The moment I had managed to convince myself that there were no more tears left for me to cry, and that I was genuinely ready to open that dreadful door, I stopped all my stalling and pushed away all hesitation. I determinedly strode towards the last and only room whose floor plan wasn't yet memorised. As forcefully as I could, I swung open the door and took a purposeful step into the room, inhaling the sweet air that soon begun to sting my air passage.

The once light air started to press down on my diaphragm, and I had to master up every ounce of my strength to suppress the bile forcing it's way up my throat.

As if looking around too fast would start off a reaction I didn't want, I steadily turned my head round, but stopped short when I saw a broken chair that lay pathetically on the ground. I frowned as I stepped over the mess. What on earth was a broken chair doing in my father's room?

Jacob, who seemed to think the same, muttered, "What the hell," bringing about some much needed noise to the awkwardness that now hung over me.

As I made my way further into the room, I noticed circular pieces of wood that used to be pencils lying uselessly on the floor, which further aroused my curiosity. What had my father been doing? Working out?

I walked over to my father's bed, and let my hand run over the unmade sheets as I walked towards the window that overlooked the woods. How could such beauty hold so much painful memories for me? Just looking at the tall trees clenched my heart and twisted it into shapes so unimaginable, the mere thought of it caused my brain to hurt.

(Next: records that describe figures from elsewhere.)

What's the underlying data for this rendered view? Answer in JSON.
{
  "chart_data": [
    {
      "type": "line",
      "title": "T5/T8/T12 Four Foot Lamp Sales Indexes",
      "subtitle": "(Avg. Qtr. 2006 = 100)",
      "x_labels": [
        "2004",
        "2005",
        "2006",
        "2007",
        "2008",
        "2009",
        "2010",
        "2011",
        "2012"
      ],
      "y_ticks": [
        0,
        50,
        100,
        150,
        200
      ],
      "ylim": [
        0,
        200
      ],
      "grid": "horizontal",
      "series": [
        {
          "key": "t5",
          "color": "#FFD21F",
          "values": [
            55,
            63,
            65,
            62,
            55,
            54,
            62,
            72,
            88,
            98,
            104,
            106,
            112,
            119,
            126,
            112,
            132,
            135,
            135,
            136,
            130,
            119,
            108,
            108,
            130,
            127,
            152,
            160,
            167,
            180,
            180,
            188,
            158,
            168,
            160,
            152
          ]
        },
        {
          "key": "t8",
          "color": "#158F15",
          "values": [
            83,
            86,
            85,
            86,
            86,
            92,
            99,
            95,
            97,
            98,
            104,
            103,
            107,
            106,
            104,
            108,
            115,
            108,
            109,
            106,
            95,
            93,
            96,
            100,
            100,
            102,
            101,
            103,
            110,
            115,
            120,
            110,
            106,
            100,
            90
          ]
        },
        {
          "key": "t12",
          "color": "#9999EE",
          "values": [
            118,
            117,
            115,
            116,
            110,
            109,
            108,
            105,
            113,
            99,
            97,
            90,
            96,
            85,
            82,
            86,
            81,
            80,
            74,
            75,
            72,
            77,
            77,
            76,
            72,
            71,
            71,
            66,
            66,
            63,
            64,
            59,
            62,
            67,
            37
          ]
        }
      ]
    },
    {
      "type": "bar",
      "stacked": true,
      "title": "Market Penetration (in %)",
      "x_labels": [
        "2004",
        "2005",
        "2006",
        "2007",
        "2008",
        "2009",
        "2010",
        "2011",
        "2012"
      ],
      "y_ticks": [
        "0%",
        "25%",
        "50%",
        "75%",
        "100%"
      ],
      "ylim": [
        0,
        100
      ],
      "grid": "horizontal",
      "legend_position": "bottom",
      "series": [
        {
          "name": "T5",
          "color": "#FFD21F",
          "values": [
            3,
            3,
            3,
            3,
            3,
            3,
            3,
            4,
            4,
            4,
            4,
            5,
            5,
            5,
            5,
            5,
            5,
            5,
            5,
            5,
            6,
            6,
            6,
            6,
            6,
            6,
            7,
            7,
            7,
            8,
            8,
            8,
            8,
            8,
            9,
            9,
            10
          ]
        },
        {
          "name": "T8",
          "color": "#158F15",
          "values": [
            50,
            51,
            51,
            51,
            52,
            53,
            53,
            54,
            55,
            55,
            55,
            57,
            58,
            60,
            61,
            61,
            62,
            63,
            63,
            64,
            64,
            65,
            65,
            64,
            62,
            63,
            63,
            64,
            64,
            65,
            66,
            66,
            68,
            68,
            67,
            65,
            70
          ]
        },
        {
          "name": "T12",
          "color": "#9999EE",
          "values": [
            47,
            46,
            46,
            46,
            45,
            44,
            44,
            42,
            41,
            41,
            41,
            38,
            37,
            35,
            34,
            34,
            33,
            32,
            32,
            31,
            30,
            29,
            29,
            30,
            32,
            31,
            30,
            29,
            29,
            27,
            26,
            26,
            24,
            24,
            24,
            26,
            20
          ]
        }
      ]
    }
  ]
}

I whipped my head around so that I wasn't facing the window anymore. I wouldn't be able to even look at the woods without feeling horri-

Shit. Fuck, no.

It was suddenly dawning on me why my father had managed to save me. The broken chair and pencils were beginning to make sense, and caring less about the floor plan, I rushed over to the small table that stood at the foot of the bed. Noticing a crumpled piece of paper in the bin next to the table's leg, I made to bend down to pick it up before getting distracted by the uncrushed paper that sat proudly on the table, held down by the one of the broken wood that probably came from the chair.

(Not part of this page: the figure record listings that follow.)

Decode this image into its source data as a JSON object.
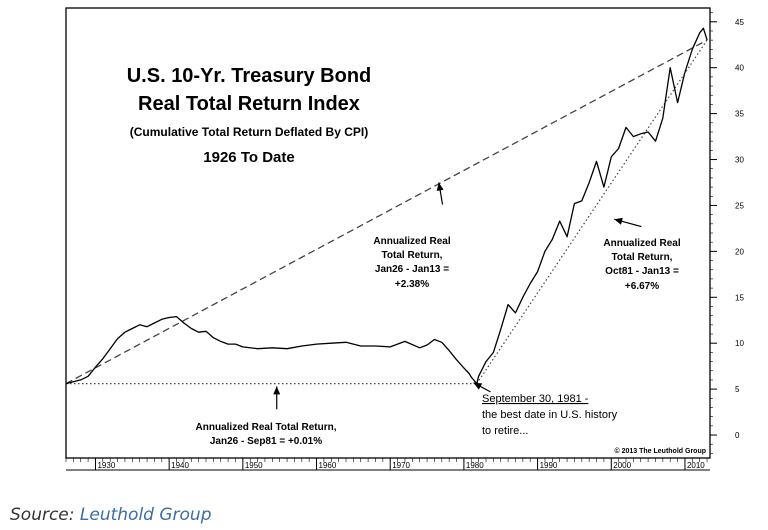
{
  "colors": {
    "line": "#000000",
    "axis": "#000000",
    "source_link": "#3a6ea8",
    "background": "#ffffff"
  },
  "chart_data": {
    "type": "line",
    "title_lines": [
      "U.S. 10-Yr. Treasury Bond",
      "Real Total Return Index"
    ],
    "subtitle": "(Cumulative Total Return Deflated By CPI)",
    "date_range": "1926 To Date",
    "x_ticks": [
      "1930",
      "1940",
      "1950",
      "1960",
      "1970",
      "1980",
      "1990",
      "2000",
      "2010"
    ],
    "x_tick_values": [
      1930,
      1940,
      1950,
      1960,
      1970,
      1980,
      1990,
      2000,
      2010
    ],
    "y_ticks": [
      "0",
      "5",
      "10",
      "15",
      "20",
      "25",
      "30",
      "35",
      "40",
      "45"
    ],
    "y_tick_values": [
      0,
      5,
      10,
      15,
      20,
      25,
      30,
      35,
      40,
      45
    ],
    "xlim": [
      1926,
      2013.4
    ],
    "ylim": [
      -2.5,
      46.5
    ],
    "grid": false,
    "series": [
      {
        "x": [
          1926,
          1927,
          1928,
          1929,
          1930,
          1931,
          1932,
          1933,
          1934,
          1935,
          1936,
          1937,
          1938,
          1939,
          1940,
          1941,
          1942,
          1943,
          1944,
          1945,
          1946,
          1947,
          1948,
          1949,
          1950,
          1952,
          1954,
          1956,
          1958,
          1960,
          1962,
          1964,
          1966,
          1968,
          1970,
          1972,
          1974,
          1975,
          1976,
          1977,
          1978,
          1979,
          1980,
          1980.7,
          1981,
          1981.75,
          1982,
          1983,
          1984,
          1985,
          1986,
          1987,
          1988,
          1989,
          1990,
          1991,
          1992,
          1993,
          1994,
          1995,
          1996,
          1997,
          1998,
          1999,
          2000,
          2001,
          2002,
          2003,
          2004,
          2005,
          2006,
          2007,
          2008,
          2009,
          2010,
          2011,
          2012,
          2012.5,
          2013
        ],
        "y": [
          5.6,
          5.8,
          6.0,
          6.4,
          7.4,
          8.3,
          9.4,
          10.5,
          11.2,
          11.6,
          12.0,
          11.8,
          12.2,
          12.6,
          12.8,
          12.9,
          12.2,
          11.6,
          11.2,
          11.3,
          10.6,
          10.2,
          9.9,
          9.9,
          9.6,
          9.4,
          9.5,
          9.4,
          9.7,
          9.9,
          10.0,
          10.1,
          9.7,
          9.7,
          9.6,
          10.2,
          9.5,
          9.8,
          10.4,
          10.1,
          9.2,
          8.2,
          7.3,
          6.7,
          6.3,
          5.6,
          6.4,
          8.0,
          9.0,
          11.5,
          14.2,
          13.3,
          15.0,
          16.5,
          17.8,
          20.0,
          21.3,
          23.3,
          21.6,
          25.2,
          25.5,
          27.5,
          29.8,
          27.0,
          30.3,
          31.2,
          33.5,
          32.5,
          32.8,
          33.0,
          32.0,
          34.5,
          40.0,
          36.2,
          39.5,
          42.0,
          43.8,
          44.3,
          43.0
        ]
      }
    ],
    "trend_lines": [
      {
        "x": [
          1926,
          2013
        ],
        "y": [
          5.6,
          43.0
        ],
        "style": "dashed"
      },
      {
        "x": [
          1926,
          1981.75
        ],
        "y": [
          5.6,
          5.6
        ],
        "style": "dotted"
      },
      {
        "x": [
          1981.75,
          2013
        ],
        "y": [
          5.6,
          43.0
        ],
        "style": "dotted"
      }
    ],
    "annotations": [
      {
        "id": "total",
        "lines": [
          "Annualized Real",
          "Total Return,",
          "Jan26 - Jan13 =",
          "+2.38%"
        ],
        "arrow": {
          "from": [
            1977.1,
            25.1
          ],
          "to": [
            1976.6,
            27.5
          ]
        }
      },
      {
        "id": "recent",
        "lines": [
          "Annualized Real",
          "Total Return,",
          "Oct81 - Jan13 =",
          "+6.67%"
        ],
        "arrow": {
          "from": [
            2004.1,
            22.7
          ],
          "to": [
            2000.4,
            23.5
          ]
        }
      },
      {
        "id": "early",
        "lines": [
          "Annualized Real Total Return,",
          "Jan26 - Sep81 = +0.01%"
        ],
        "arrow": {
          "from": [
            1954.6,
            2.8
          ],
          "to": [
            1954.6,
            5.3
          ]
        }
      },
      {
        "id": "retire",
        "lines": [
          "September 30, 1981 -",
          "the best date in U.S. history",
          "to retire..."
        ],
        "arrow": {
          "from": [
            1983.6,
            4.7
          ],
          "to": [
            1981.3,
            5.7
          ]
        }
      }
    ],
    "copyright": "© 2013 The Leuthold Group"
  },
  "source": {
    "label": "Source:",
    "link_text": "Leuthold Group"
  }
}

Grabbing the paper, it registered in my mind that it was a note as I shakily read through what was written on it.

No, this wasn't...

It couldn't honestly be.

But it was. The letter confirmed it. The letter confirmed my premature accusation. I didn't want to believe it, but there it was, in my father's writing, glaring right at me.

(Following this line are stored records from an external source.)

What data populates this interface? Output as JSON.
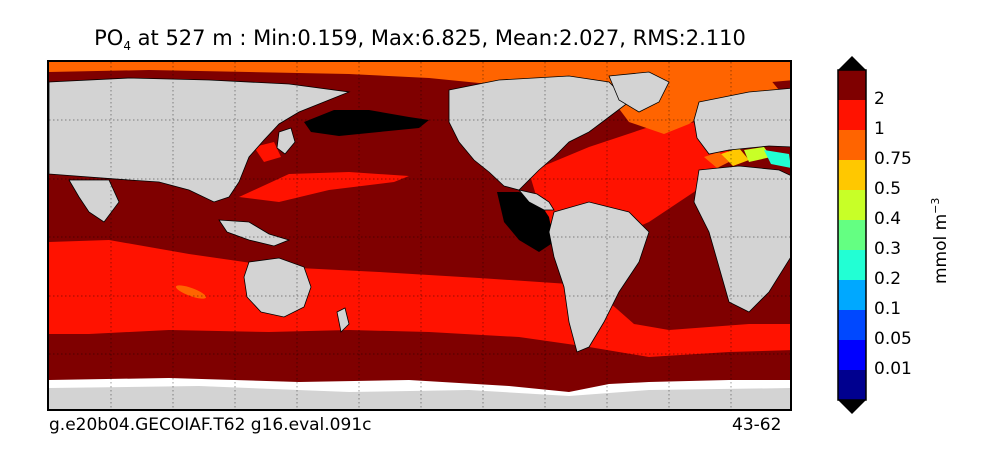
{
  "title": {
    "species_main": "PO",
    "species_sub": "4",
    "rest": " at 527 m : Min:0.159, Max:6.825, Mean:2.027, RMS:2.110"
  },
  "footer": {
    "case": "g.e20b04.GECOIAF.T62 g16.eval.091c",
    "years": "43-62"
  },
  "colorbar": {
    "unit_main": "mmol m",
    "unit_sup": "−3",
    "levels": [
      "2",
      "1",
      "0.75",
      "0.5",
      "0.4",
      "0.3",
      "0.2",
      "0.1",
      "0.05",
      "0.01"
    ],
    "colors": [
      "#7f0000",
      "#ff1200",
      "#ff6400",
      "#ffc800",
      "#c8ff27",
      "#64ff82",
      "#22ffd4",
      "#00a8ff",
      "#0048ff",
      "#0000ff",
      "#00008f"
    ],
    "over_color": "#000000",
    "under_color": "#000000"
  },
  "map_colors": {
    "land": "#d3d3d3",
    "no_data": "#ffffff",
    "above_max": "#000000"
  }
}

And even though I wasn't supposed to, even though I had unwillingly made a promise to my father, I stumbled back and crumpled into a heap on the floor, holding the note tight in my hand.

I didn't care for Jacob's worried cries or the bile I knew was on it's victorious way out. All I cared about was the note, and the truth it held.

All the lies I had brainwashed myself into believing about how I was able to face my father's room without breaking down proved to be a silly mistake because I was soon crying harder than I'd ever cried before.

It was all my fault, and no amount of regret was going to take anything back.

A feeble attempt at an apology escaped my lips, and was soon followed by a shaky grateful call.

"Thank you, dad."
♠ ♠ ♠
Okay first. This chapter goes out to Emily because she needs it. <3
And to Sam as well. ILY both.
And of course there are a bunch of people I'd dedicate this to, but it just so happens that they need it a lot more (to my knowledge at least). But feel free to dedicate this to yourself if you want. ;]

Anyway. I fail I know. :( I'm so sorry, it's just that this stupid stupid block is so bloody persistent and it won't leave me alone, damn it! I'm really slowly getting back whatever flow I had to begin with, and so to prepare for future blocks, I'm going to spend a bit of time typing up a bunch of chapters in advance so that when this happens again, I'll be prepared. :] So bear with me for a while guys, I just need time to get a bunch of chapters typed up. The next time I update, I'll have everything prepared. :]

And. I may have confused some of you with the whole red and black thing. Basically, black was the denial which seemed a lot more welcoming because it would be easier for her to pretend her dad wasn't dead. And red was the truth which was harsh and mean and glaring. Don't ask why I chose red, I just did. So... Hope that clears some stuff up.